Within minutes the band was outside and I was embroiled in an ugly negotiation with one very unhappy Black Sabbath fan. Dressed in black, with a leather jacket and close-cropped hair, he had a welt the size of a golf ball on his head and blood flowing down his cheek. By his side were a couple of his mates; they were all drunk and extremely agitated. I quickly went into damage control mode. It wasn’t the first time, and it wouldn’t be the last.
“Fuckin’ wanker threw a bottle at me,” the young man cried. “Coulda cracked my fuckin’ skull.”
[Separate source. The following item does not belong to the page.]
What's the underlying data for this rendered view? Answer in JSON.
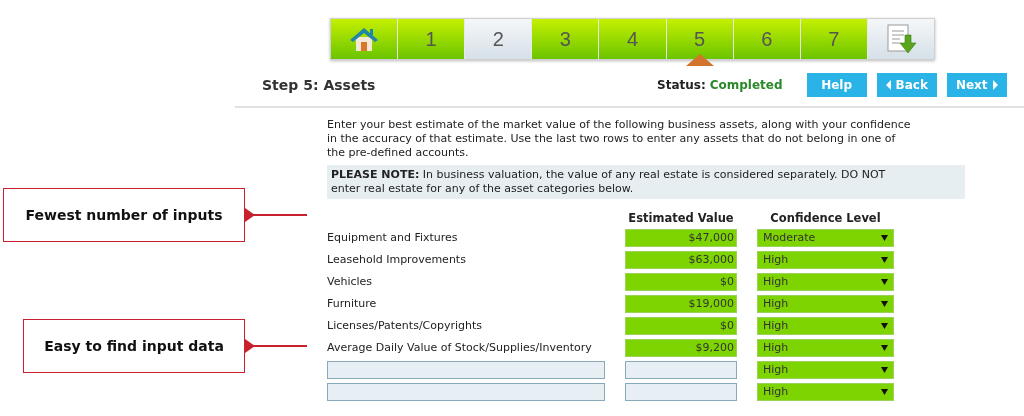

I smiled. “Look, he didn’t really throw it at you. He threw the bottles into the air and one of them happened to land on your head. It was not intentional. It was stupid, I agree, but it was not intentional.” I paused, leaned in for a moment of conspiratorial conversation. “David is not the brightest bulb in the box, if you get my meaning.”
The kid did not respond. Nor did his buddies. Rather, they gave me a look of extreme displeasure. Knowing that they wouldn’t be so easily deterred, I fell back on an old reliable tactic: bribery.
“If I gave you a thousand pounds, would that make all of this go away?” I asked.
Again, the kid said nothing. He simply seethed in a manner that seemed to say, I’d rather just beat the fuck out of you right now. After a few moments, though, his body language softened.
“You got that kind of money lying around here?”
A fair question. The exchange rate in those days was nearly two to one, so my offer was roughly two grand American. Not exactly chump change.
I nodded. “Give me a minute. Just wait right here.”